Studiegids

nl en

Exploratory Data Analysis

Vak
2024-2025

Admission requirements

There are no entry requirements for the course. However, we assume that students are acquainted with the contents of the following courses of the Statistics & Data Science program:

  • Linear algebra

  • Linear and generalized linear models

  • Statistical computing with R

Description

Studying the relationship between two (or maybe three) variables is easy; you can visualise them in two-dimensional (or maybe three-dimensional) graphs. However, when you are interested in the relationship between more than three variables, the human brain often falls short and you need specialised methods to get more insight in the dependencies between either cases or variables, even more so if the relations are not linear.

Many of these specialised methods include the option to transform data in order to explore any non-linear relationships and to reduce the dimensionality. Additionally, these methods allow for a mix different types of variables, continuous or categorical. These models are generally data-driven and therefore descriptive in nature, but some statistical inference can be done.

The techniques that will be covered in class are:

  • Linear and optimal scaling regression analysis (i.a. catreg)

  • Linear and optimal scaling principal components analysis (i.a. catpca)

  • Multiple correspondence analysis

  • Classical scaling analysis (i.a. pcoa and isomap)

  • Multidimensional scaling analysis (i.a. Sammon mapping)

  • Nonlinear dimension reduction (i.a. t-SNE, UMAP)

  • Clustering (i.a. k-means and hierarchical)

Note: In this course the focus is on models to explore associations, not on data visualizations. Of course, these models may visualize their output to ease interpretation, but if you want to know more about data explorations via visualization only, the course Data Visualization is recommended.

Course objectives

By the end of the course, students can:
1. motivate which technique is suitable to explore or answer a research question about a particular dataset;
2. discuss the differences in the assumptions and objectives of the techniques covered in the course;
3. identify the different parts of the loss functions of techniques covered in the course;
4. program some of the algorithms in R;
5. analyse data using the various techniques discussed in the course and evaluate the results.

Timetable

In MyTimetable, you can find all course and programme schedules, allowing you to create your personal timetable. Activities for which you have enrolled via MyStudyMap will automatically appear in your timetable.

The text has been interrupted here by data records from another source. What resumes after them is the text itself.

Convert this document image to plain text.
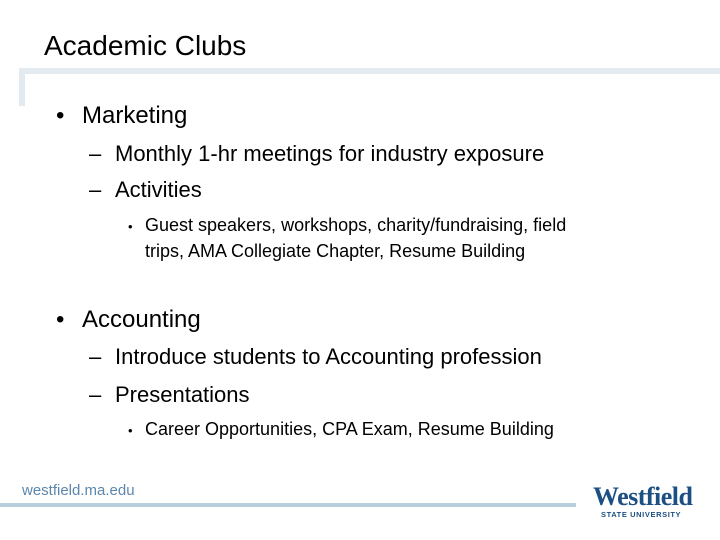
Academic Clubs
• Marketing
– Monthly 1-hr meetings for industry exposure
– Activities
• Guest speakers, workshops, charity/fundraising, field
trips, AMA Collegiate Chapter, Resume Building
• Accounting
– Introduce students to Accounting profession
– Presentations
• Career Opportunities, CPA Exam, Resume Building
westfield.ma.edu	Westfield
STATE UNIVERSITY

Additionally, you can easily link MyTimetable to a calendar app on your phone, and schedule changes will be automatically updated in your calendar. You can also choose to receive email notifications about schedule changes. You can enable notifications in Settings after logging in.

Questions? Watch the video, read the instructions, or contact the ISSC helpdesk.

Note: Joint Degree students from Leiden/Delft need to combine information from both the Leiden and Delft MyTimetables to see a complete schedule. This video explains how to do it.

Mode of Instruction

The course consists of one course-day per week in which we focus on exercises to understand the workings of the various techniques. Students are expected to prepare for each exercise class by, for example, reading the literature, watching the lecture videos, and making preparatory exercises.

Make sure you have a laptop available during each lecture with SPSS version 27 or higher and the latest version of R and R-Studio (for details see Brightspace).

Assessment method

  • Two partial exams: each exam is 1/3 of final grade and should be at least 5.0 to pass the course;

  • Four home assignments: mean of assignments is 1/3 of final grade and should be at least 5.0 to pass the course.

Resit opportunities:

  • Partial exams: there are resit exams for each partial exam;

  • Home assignment: There are no resit opportunities for the individual home assignments, but there is one resit assignment that can replace the lowest grade of the four home assignments.

Reading List

Reading material will be announced at the start of the course via Brightspace and is available via Leiden University Library.

Registration

As a student, you are responsible for enrolling on time through MyStudyMap.

In this short video, you can see step-by-step how to enrol for courses in MyStudyMap.
Extensive information about the operation of MyStudyMap can be found here.

There are two enrolment periods per year:

  • Enrolment for the fall opens in July

  • Enrolment for the spring opens in December

See this page for more information about deadlines and enrolling for courses and exams.

Note:

  • It is mandatory to enrol for all activities of a course that you are going to follow.

  • Your enrolment is only complete when you submit your course planning in the ‘Ready for enrolment’ tab by clicking ‘Send’.

  • Not being enrolled for an exam/resit means that you are not allowed to participate in the exam/resit.

Contact

Course coordinator: Dr. Sanne Willems (s.j.w.willems@fsw.leidenuniv.nl)

Remarks

Software
Starting from the 2024/2025 academic year, the Faculty of Science will use the software distribution platform Academic Software. Through this platform, you can access the software needed for specific courses in your studies. For some software, your laptop must meet certain system requirements, which will be specified with the software. It is important to install the software before the start of the course. More information about the laptop requirements can be found on the student website.